Goal: Consider a control problem of the form: $$ \dot{x}(t) = M(x(t)) u(t) $$ where $x\in\mathbb{R}^{n}$, $u\in\mathbb{R}^m$ and $m<n$. Moreover, all components of the matrix $M(x)$ are non-zero for all $x$. The goal is to (ideally) make $x(t)$ converge to a desired value $x_r$, or at least get as close as possible to it.
My thoughts: The issue is that we have less control inputs than outputs ($m$ inputs, $n$ outputs), so evidently it may not be possible to make $x\to x_r$ for arbitrary $x_r$. However, if one focuses to a particular component $x_i$ one gets: $$ \dot{x}_i = \sum_{j=1}^m M_{ij}(x)u_j $$ So if one wanted only to make $x_i\to [x_r]_i$ (regarless of the other components) one can choose $u_j = v_j/M_{ij}(x)$ and then any combination of the virtual inputs $v_j$ would suffice such that $\sum_{j=1}^n v_j = -k(x_i-[x_r]_i)$ with $k>0$. Of course, it is not possible to do this for all outputs $x_i$ at the same time.
However, I wonder if it is possible to compute a control $u$ such that $\|x^*-x_r\|$ is minimal where $x^*$ is the equilibrium reached through the control $u$.
Through simulations, using $u = -kM(x)^+ (x-x_r)$ with $k>0$ I obtain good results, where $M(x)^+$ is a Moore-Penrose pseudo-inverse. However, I haven't been able to prove anything about this particular controller.
I guess you can find examples where this is not possible at all somehow, but it would be useful to discuss also under which situation this is possible, in order for me to look into the particular matrices $M(x)$ I'm interested in, and check if they comply some useful property. For example, is it useful to assume that the columns of $M(x)$ are linearly independent?
First, let us ask a simpler question. Does their exist a $w$ such that $Mw = v$? When $m<n$ in general their is not. The next question is what $w$ minimizes the distance $||v - Mw||^{2}$. The answer is $w = \left(M^{T}M\right)^{-1}Mv$, and notice that the penrose inverse is $M^{+} = \left(M^{T}M\right)^{-1}M$ so $w = M^{+}v$.
The controller you propose $u=−kM(x)^{+}(x−x_r) = k( M(x)^{+}x_r - M(x)^{+}x)$ gives you the dynamics $\dot{x} = -kM(x)(\tilde{x}_{r} - \tilde{x})$ where $\tilde{x}_{r} = argmin_{w}||x_r-M(x)w||^{2}$ and $\tilde{x} = argmin_{w}||x-M(x)w||^{2}$ are the closest $M(x)w$ can get to representing $x_r$ and $x$. So if your dynamics gets to a point where $\dot{x} = 0$ then you have found the point where either $\tilde{x} = \tilde{x}_{r}$ or $\tilde{x} - \tilde{x}_{r}$ is in the null space of $M(x)$. If you assume that columns of $M(x)$ are linear indepedent then $\tilde{x} = \tilde{x}_{r}$ and therefore $x$ is the closest point to $x_r$ (linear independent columns gives you that the null space of $M(x)$ is empty and that $argmin_{w}||x-M(x)w||^{2}$ is unique).

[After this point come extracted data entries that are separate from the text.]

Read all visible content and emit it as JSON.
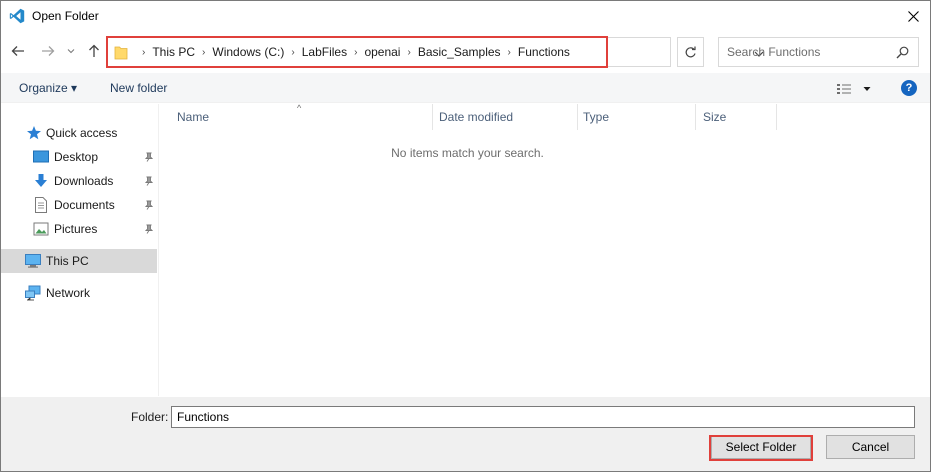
{
  "window": {
    "title": "Open Folder",
    "close_glyph": "✕"
  },
  "navigation": {
    "back_glyph": "←",
    "forward_glyph": "→",
    "recent_glyph": "⌄",
    "up_glyph": "↑",
    "breadcrumbs": [
      "This PC",
      "Windows (C:)",
      "LabFiles",
      "openai",
      "Basic_Samples",
      "Functions"
    ],
    "separator": "›",
    "refresh_glyph": "↻",
    "search_placeholder": "Search Functions"
  },
  "commands": {
    "organize": "Organize ▾",
    "new_folder": "New folder",
    "help": "?"
  },
  "sidebar": {
    "items": [
      {
        "label": "Quick access",
        "icon": "star-icon"
      },
      {
        "label": "Desktop",
        "icon": "desktop-icon",
        "pinned": true
      },
      {
        "label": "Downloads",
        "icon": "download-icon",
        "pinned": true
      },
      {
        "label": "Documents",
        "icon": "document-icon",
        "pinned": true
      },
      {
        "label": "Pictures",
        "icon": "pictures-icon",
        "pinned": true
      },
      {
        "label": "This PC",
        "icon": "computer-icon",
        "selected": true
      },
      {
        "label": "Network",
        "icon": "network-icon"
      }
    ]
  },
  "file_list": {
    "columns": [
      "Name",
      "Date modified",
      "Type",
      "Size"
    ],
    "sort_glyph": "^",
    "empty_message": "No items match your search."
  },
  "footer": {
    "folder_label": "Folder:",
    "folder_value": "Functions",
    "select_button": "Select Folder",
    "cancel_button": "Cancel"
  },
  "colors": {
    "highlight_box": "#e0403b",
    "accent": "#1565c0",
    "vscode_blue": "#2489ca"
  }
}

However, this is the closest for that particular matrix $\textbf{M(x)}$. You need some assumption about how $M(x)$ changes as a function of $x$ to make a stronger statement. Without additional assumptions you can't say that you have reach the global or even a local optimal because a small pertubation could result in a another matrix $M(x')$ that has a smaller $||x_r-M(x')w||^{2}$. I'm not exactly sure what kind of meaningful assumptions can be made without having a problem in mind.